This doesn’t mean your family has to opt out of Halloween altogether. A few simple strategies can ensure everyone has a happy evening.
If your child is afraid of the dark
The easiest solution here is to start trick or treating early, while it’s still light outside. Giving your little one a torch to carry and getting them to wear glow bands is also a good idea.
Most importantly of all, make sure you’re there to hold their hand. Everything looks less scary with mum and dad around!
If your child worries about monsters
For some little ones, the ghoulish masks and costumes look all too real.
It can help if you ask older siblings to include their little brother or sister in the ‘transforming’ process by getting them to help out with clothes and face paint.

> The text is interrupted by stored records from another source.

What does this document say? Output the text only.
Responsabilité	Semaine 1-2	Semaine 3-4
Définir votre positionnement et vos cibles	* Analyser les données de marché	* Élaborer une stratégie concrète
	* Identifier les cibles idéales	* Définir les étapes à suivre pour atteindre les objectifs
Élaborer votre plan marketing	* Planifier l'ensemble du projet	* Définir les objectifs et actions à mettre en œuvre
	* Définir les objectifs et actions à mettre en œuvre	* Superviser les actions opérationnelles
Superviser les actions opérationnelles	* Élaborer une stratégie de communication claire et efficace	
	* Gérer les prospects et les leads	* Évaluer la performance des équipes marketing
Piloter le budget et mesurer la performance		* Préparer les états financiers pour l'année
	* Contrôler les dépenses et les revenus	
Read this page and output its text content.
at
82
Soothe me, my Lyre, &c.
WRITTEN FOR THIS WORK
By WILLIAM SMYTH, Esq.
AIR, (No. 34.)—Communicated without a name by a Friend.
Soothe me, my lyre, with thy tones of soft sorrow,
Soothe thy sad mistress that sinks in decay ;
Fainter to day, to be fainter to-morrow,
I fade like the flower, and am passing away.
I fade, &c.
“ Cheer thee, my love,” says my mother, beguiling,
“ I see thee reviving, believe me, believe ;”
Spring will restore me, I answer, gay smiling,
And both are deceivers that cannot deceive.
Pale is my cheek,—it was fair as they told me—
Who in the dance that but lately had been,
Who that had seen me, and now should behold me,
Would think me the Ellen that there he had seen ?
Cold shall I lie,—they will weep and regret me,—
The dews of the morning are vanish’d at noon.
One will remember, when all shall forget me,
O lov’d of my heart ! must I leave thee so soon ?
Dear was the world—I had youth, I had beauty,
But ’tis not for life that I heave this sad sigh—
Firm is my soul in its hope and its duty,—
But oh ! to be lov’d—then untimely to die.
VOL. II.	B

Showing them masks in the daylight will help too. Anything to reinforce that this is all just pretend.
Build confidence at home
It’s a good idea to build up to the Big Night in small steps. Maybe by getting your child involved in making some Halloween decorations or helping to carve pumpkins.
Many preschools have their own Halloween parties or dress up days and this can be a good way of getting little people to ‘rehearse’ for the real thing and get used to witches, ghosts and goblins.
Tune into your child
Nobody knows your child better than you and perhaps the best advice of all is to trust your instincts about what’s best for them.
If you’ve got a shy child who’s uncomfortable about big crowds, they might prefer to go out early when things are less busy.
The key is to make the experience fit your child and not the other way round. Children will let you know when they’re ready for new experiences, be it entering a haunted house or knocking on a strange door.